#MetadataMondays at the Getty
The Getty is posting a series of stories about (meta)data on their Iris blog. I have a little contribution there about dealing with missing data in historical sources:
A core challenge in working with metadata in the digital humanities is that often times our historical sources are missing or incomplete. This presents a problem for a lot of quantitative data methods, as they’re built to work with complete cases. We are working on different ways to address this problem. Though it’s impossible to magically recover information that just isn’t there (a dealer records selling a work of art, for example, but doesn’t write down the price), we can try to account for how much uncertainty that “known unknown” should add to the conclusions that we come up with.
So how do we go about visualizing all this uncertainty? In the plot shown above, we wanted to characterize the diversity of genres that art dealer M. Knoedler & Co. was selling at different points in time. Because some entries in our records are missing either a genre, a sale date, or both, we might assign values through randomized (but educated) guessing. Do this fifty times, and we get fifty slightly different timelines, rather than one “definitive” answer.
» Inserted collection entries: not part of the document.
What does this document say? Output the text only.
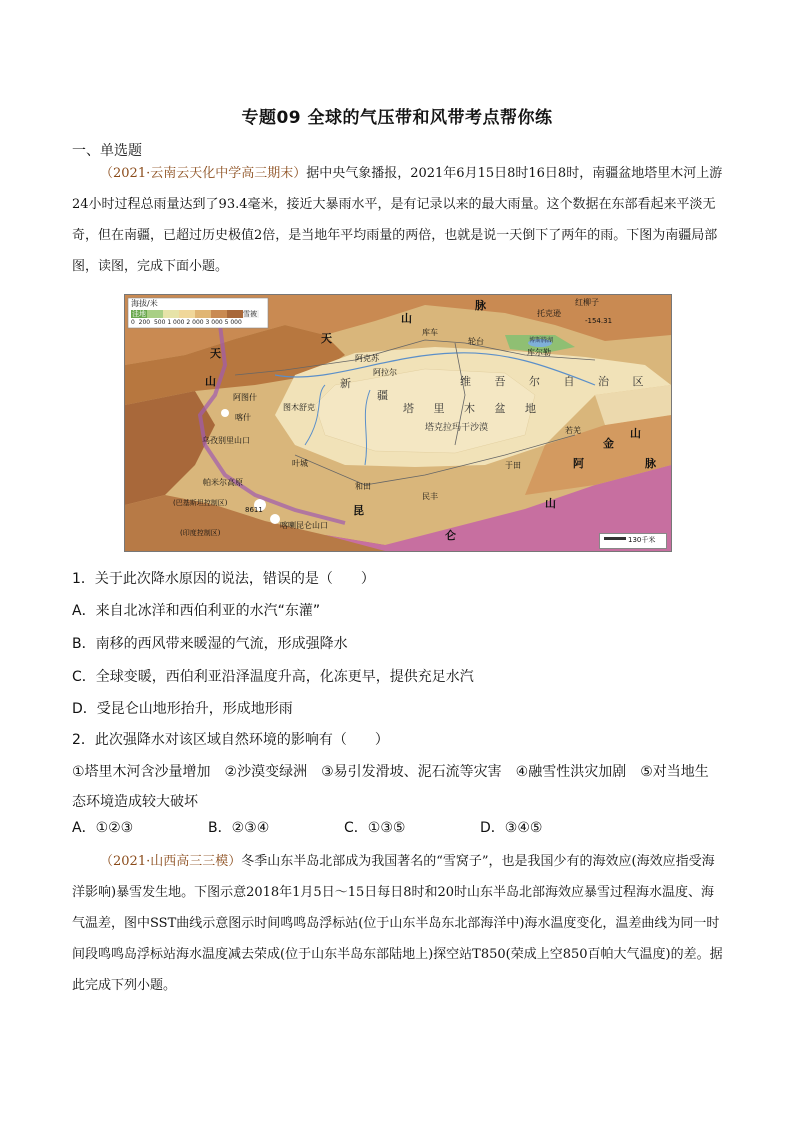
专题09 全球的气压带和风带考点帮你练
一、单选题

（2021·云南云天化中学高三期末）据中央气象播报，2021年6月15日8时16日8时，南疆盆地塔里木河上游24小时过程总雨量达到了93.4毫米，接近大暴雨水平，是有记录以来的最大雨量。这个数据在东部看起来平淡无奇，但在南疆，已超过历史极值2倍，是当地年平均雨量的两倍，也就是说一天倒下了两年的雨。下图为南疆局部图，读图，完成下面小题。

海拔/米
洼地	雪被
0 200 500 1 000 2 000 3 000 5 000
天
山
天
山
脉	红柳子
托克逊
-154.31
库车
轮台
库尔勒
博斯腾湖
阿克苏
阿拉尔
阿图什
喀什
图木舒克
乌孜别里山口
帕米尔高原
叶城
和田
于田
民丰
若羌
喀喇昆仑山口
8611
(巴基斯坦控制区)
(印度控制区)
塔 里 木 盆 地
塔克拉玛干沙漠
维 吾 尔 自 治 区
新
疆
昆
仑
山
阿
金
山
脉
130千米

1．关于此次降水原因的说法，错误的是（　　）

A．来自北冰洋和西伯利亚的水汽“东灌”

B．南移的西风带来暖湿的气流，形成强降水

C．全球变暖，西伯利亚沿泽温度升高，化冻更早，提供充足水汽

D．受昆仑山地形抬升，形成地形雨

2．此次强降水对该区域自然环境的影响有（　　）

①塔里木河含沙量增加　②沙漠变绿洲　③易引发滑坡、泥石流等灾害　④融雪性洪灾加剧　⑤对当地生

态环境造成较大破坏

A．①②③	B．②③④	C．①③⑤	D．③④⑤

（2021·山西高三三模）冬季山东半岛北部成为我国著名的“雪窝子”，也是我国少有的海效应(海效应指受海洋影响)暴雪发生地。下图示意2018年1月5日～15日每日8时和20时山东半岛北部海效应暴雪过程海水温度、海气温差，图中SST曲线示意图示时间鸣鸣岛浮标站(位于山东半岛东北部海洋中)海水温度变化，温差曲线为同一时间段鸣鸣岛浮标站海水温度减去荣成(位于山东半岛东部陆地上)探空站T850(荣成上空850百帕大气温度)的差。据此完成下列小题。
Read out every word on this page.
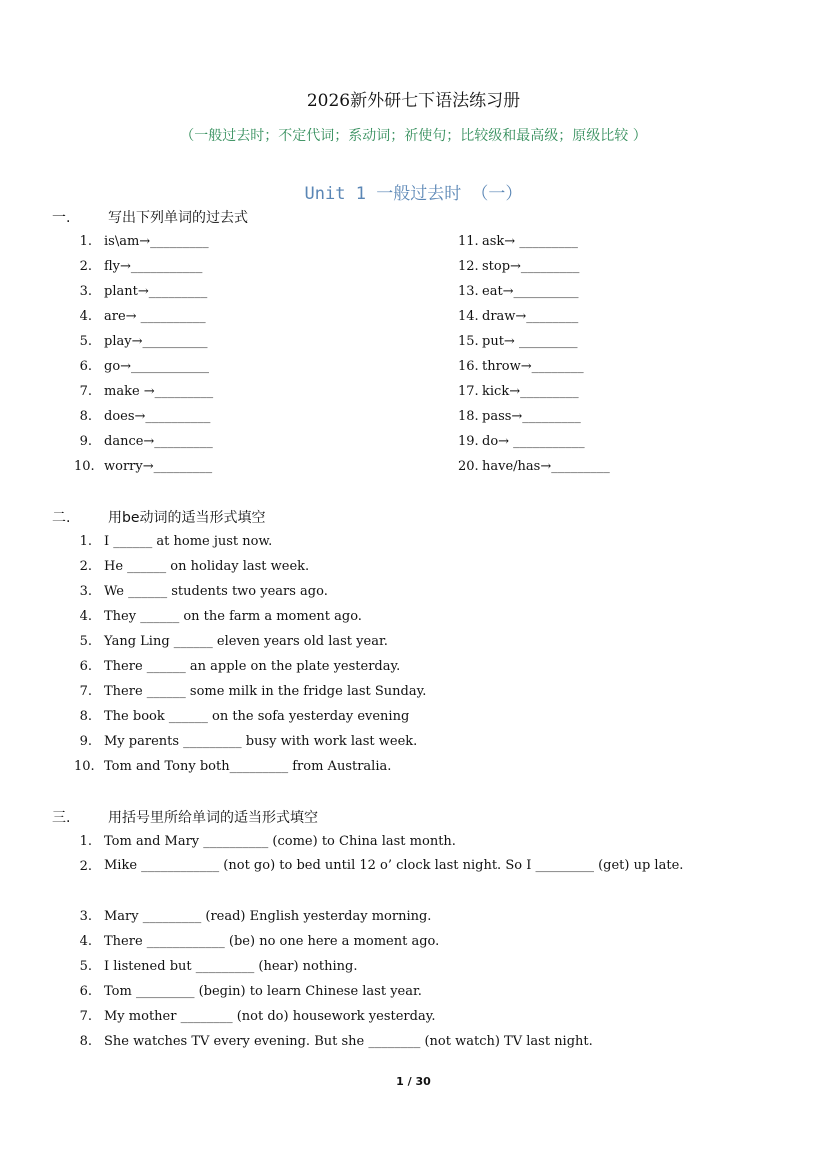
2026新外研七下语法练习册
（一般过去时；不定代词；系动词；祈使句；比较级和最高级；原级比较 ）
Unit 1 一般过去时 （一）
一.	写出下列单词的过去式
1. is\am→_________
2. fly→___________
3. plant→_________
4. are→ __________
5. play→__________
6. go→____________
7. make →_________
8. does→__________
9. dance→_________
10. worry→_________
11. ask→ _________
12. stop→_________
13. eat→__________
14. draw→________
15. put→ _________
16. throw→________
17. kick→_________
18. pass→_________
19. do→ ___________
20. have/has→_________
二.	用be动词的适当形式填空
1. I ______ at home just now.
2. He ______ on holiday last week.
3. We ______ students two years ago.
4. They ______ on the farm a moment ago.
5. Yang Ling ______ eleven years old last year.
6. There ______ an apple on the plate yesterday.
7. There ______ some milk in the fridge last Sunday.
8. The book ______ on the sofa yesterday evening
9. My parents _________ busy with work last week.
10. Tom and Tony both_________ from Australia.
三.	用括号里所给单词的适当形式填空
1. Tom and Mary __________ (come) to China last month.
2. Mike ____________ (not go) to bed until 12 o’ clock last night. So I _________ (get) up late.
3. Mary _________ (read) English yesterday morning.
4. There ____________ (be) no one here a moment ago.
5. I listened but _________ (hear) nothing.
6. Tom _________ (begin) to learn Chinese last year.
7. My mother ________ (not do) housework yesterday.
8. She watches TV every evening. But she ________ (not watch) TV last night.
1 / 30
The fuzziness of this visual is evocative to be sure, but it also helps us understand the discrete range of possible results we might get were we to have complete data. In this case, an overall trend still shines through this added uncertainty: Knoedler began to offer an increasingly heterogeneous array of genres between 1900 and 1925. But smaller, short-lived spikes in some of these timelines (like those around 1940) are not present in every iteration, suggesting that we ought not to build important conclusions on what is likely a spurious blip in our quantitative results.